The voluntary target to reduce gas use by 15% between August and March 2023 was accepted on Tuesday by EU energy ministers. This decrease is measured against each country’s average gas consumption for the same months over the previous five years.
Last week, the EU Commission announced the 15% objective in its “Save Gas for a Safe Winter” strategy. The strategy also includes a proposal for a new law that, if put into effect, would give the EU Commission the power to compel governments to meet the necessary reduction targets in dire situations.
However, in light of some countries’ concerns during the past several days and their varying degrees of storage capacity and dependence on gas, the EU has been compelled to make significant concessions.
The mandatory demand reduction target of 15% will no longer apply to countries that are not connected to other members’ gas networks, according to the EU Council, the political union of the bloc, because “they would not be able to free up significant volumes of pipeline gas to the benefit of other member states.”
The Council also listed other instances, such as those in which states surpass their gas storage caps or disproportionately depend on gas to power critical businesses, that could allow the adjustment of the reduction target.
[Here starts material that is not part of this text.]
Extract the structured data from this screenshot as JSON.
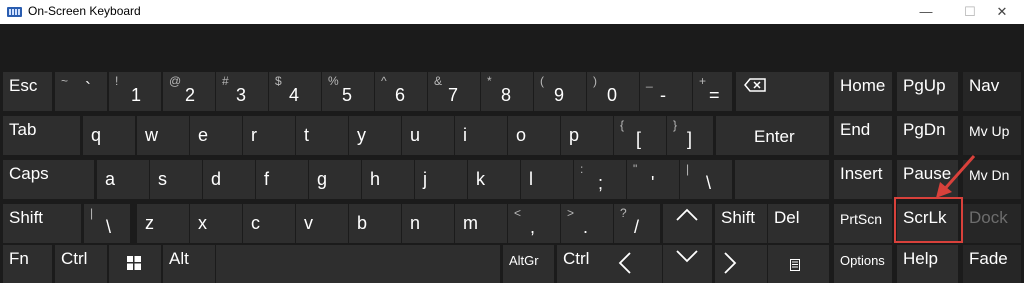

To become law, the proposals still need to be endorsed by at least 15 of the bloc’s 27 members, or 65 percent of its total populace.
Separately, the Commission’s proposal to establish mandatory reduction objectives will require a different vote from the bloc.
The timing of the EU
The EU has been motivated to hunt for alternate energy sources and fast fill its gas storage tanks in time for winter by the very real danger that Moscow could cut off the supply.
Reducing Russian gas imports won’t be simple for many EU countries that have historically relied on Moscow’s supplies to power their homes and industries. According to the International Energy Agency, the country would provide about 45% of the bloc’s total gas imports in 2021.
It has come a long way thus far. The EU is already moving quickly to diminish its dependence on Moscow by expanding its imports of liquefied natural gas and promising to cut its usage of Russian gas by 66 percent before the end of the year.
The need for air conditioning has intensified, though, as a result of a historic heatwave that saw temperatures above 40 degrees Celsius (104 degrees Fahrenheit) in some areas of the continent last week.
According to Enagas, the manager of Spain’s gas transmission system, the demand for natural gas to produce electricity hit a new record of 800 gigawatt-hours earlier this month.
It may be challenging for Europe to replenish its supplies before the fall season, which will arrive in a few months due to high gas demand and severely reduced Russian flow rates.
The alliance wants at least 80% of member states’ gas tanks to be filled by November.
Gas Infrastructure Europe reports that they are presently 67 percent full. Compared to this time last year, that is a significant increase.But last week, Fatih Birol, executive director of the International Energy Agency, cautioned that Europe must prepare for a “long, horrible winter” and dubbed the situation “perilous.”
Suppose Russia stops exporting gas starting in October. In that case, the IEA expects that supply interruption will still happen early the next year, even if European countries can fill their gas reserves to 90% of their maximum levels.